Riding the long-term growth of online retailing, Paysafe specialises in complex multi-region and multi-method payments, and helps emerging and growing retailers with advanced fraud detection. Remarkably, despite the share price performance, Paysafe remains cheaper than its peers and cheap relative to its strong growth and cash generation credentials. This is due to the firm only recently breaching the £1bn mark, which means many investors are only just getting to know the company. I’m sure they will like what they find.

Another overlooked stock is Equiniti (LSE: EQN). Many investors will have used its services without realising it – the firm looks after the complex shareholder registers for many FTSE 100 groups. It is a broad, diversified business that operates wherever complex IT systems are needed to handle high volumes of records and transactions – it has plenty of opportunity to help the government automate its paper-based systems.
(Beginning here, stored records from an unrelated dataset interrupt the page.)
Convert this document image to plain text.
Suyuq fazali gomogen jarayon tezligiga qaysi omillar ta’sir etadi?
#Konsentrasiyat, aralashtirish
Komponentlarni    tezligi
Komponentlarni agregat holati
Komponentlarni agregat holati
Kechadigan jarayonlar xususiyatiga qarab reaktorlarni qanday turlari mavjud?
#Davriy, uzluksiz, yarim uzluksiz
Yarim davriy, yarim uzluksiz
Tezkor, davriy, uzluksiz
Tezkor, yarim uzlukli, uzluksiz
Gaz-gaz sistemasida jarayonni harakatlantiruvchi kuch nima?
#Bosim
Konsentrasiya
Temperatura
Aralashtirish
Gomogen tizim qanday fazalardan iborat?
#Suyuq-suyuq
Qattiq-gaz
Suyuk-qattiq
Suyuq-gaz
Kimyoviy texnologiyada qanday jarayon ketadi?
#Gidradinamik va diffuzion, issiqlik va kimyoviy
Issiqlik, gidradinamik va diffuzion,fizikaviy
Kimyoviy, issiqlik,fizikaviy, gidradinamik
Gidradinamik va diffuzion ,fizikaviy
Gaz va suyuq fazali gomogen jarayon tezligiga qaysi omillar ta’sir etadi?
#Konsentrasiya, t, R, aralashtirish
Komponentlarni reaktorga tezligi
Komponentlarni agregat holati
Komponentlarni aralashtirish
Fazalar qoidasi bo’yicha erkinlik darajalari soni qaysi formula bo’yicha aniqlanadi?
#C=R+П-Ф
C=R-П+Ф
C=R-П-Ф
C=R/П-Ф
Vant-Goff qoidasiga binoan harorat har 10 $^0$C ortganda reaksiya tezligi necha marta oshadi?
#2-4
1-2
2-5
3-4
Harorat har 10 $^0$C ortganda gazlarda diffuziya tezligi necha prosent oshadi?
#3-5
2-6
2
Yet this solid, steadily growing business is on a price/earnings ratio of just 11. That appears to be due to a difficult start to life on the stockmarket, which rather extraordinarily included it having to buy stock in its own initial public offering. But steady delivery is likely to see it re-rated up to – and perhaps beyond – its peer Capita’s valuation. In the short run, this will be helped by significant transaction fees due to the BG-Royal Dutch merger, which it is administering.

Lastly, we have a former high flyer that is now an exciting recovery opportunity, trading at around a third of its asset value. The new national living wage is both a boon and a burden for pub companies – consumers have more money to spend, but staff need to be paid more.

But for Enterprise Inns (LSE: ETI), which owns freehold pubs and earns rent, only the boon matters. The company held too much debt heading into recession, which has left investors wary. But now Enterprise’s valuers confirm that its asset value offers nearly three-fold upside. With many initiatives to realise value – and helped rather than hindered by the recent wage regulation – Enterprise is a stock that may well be one to toast in years to come.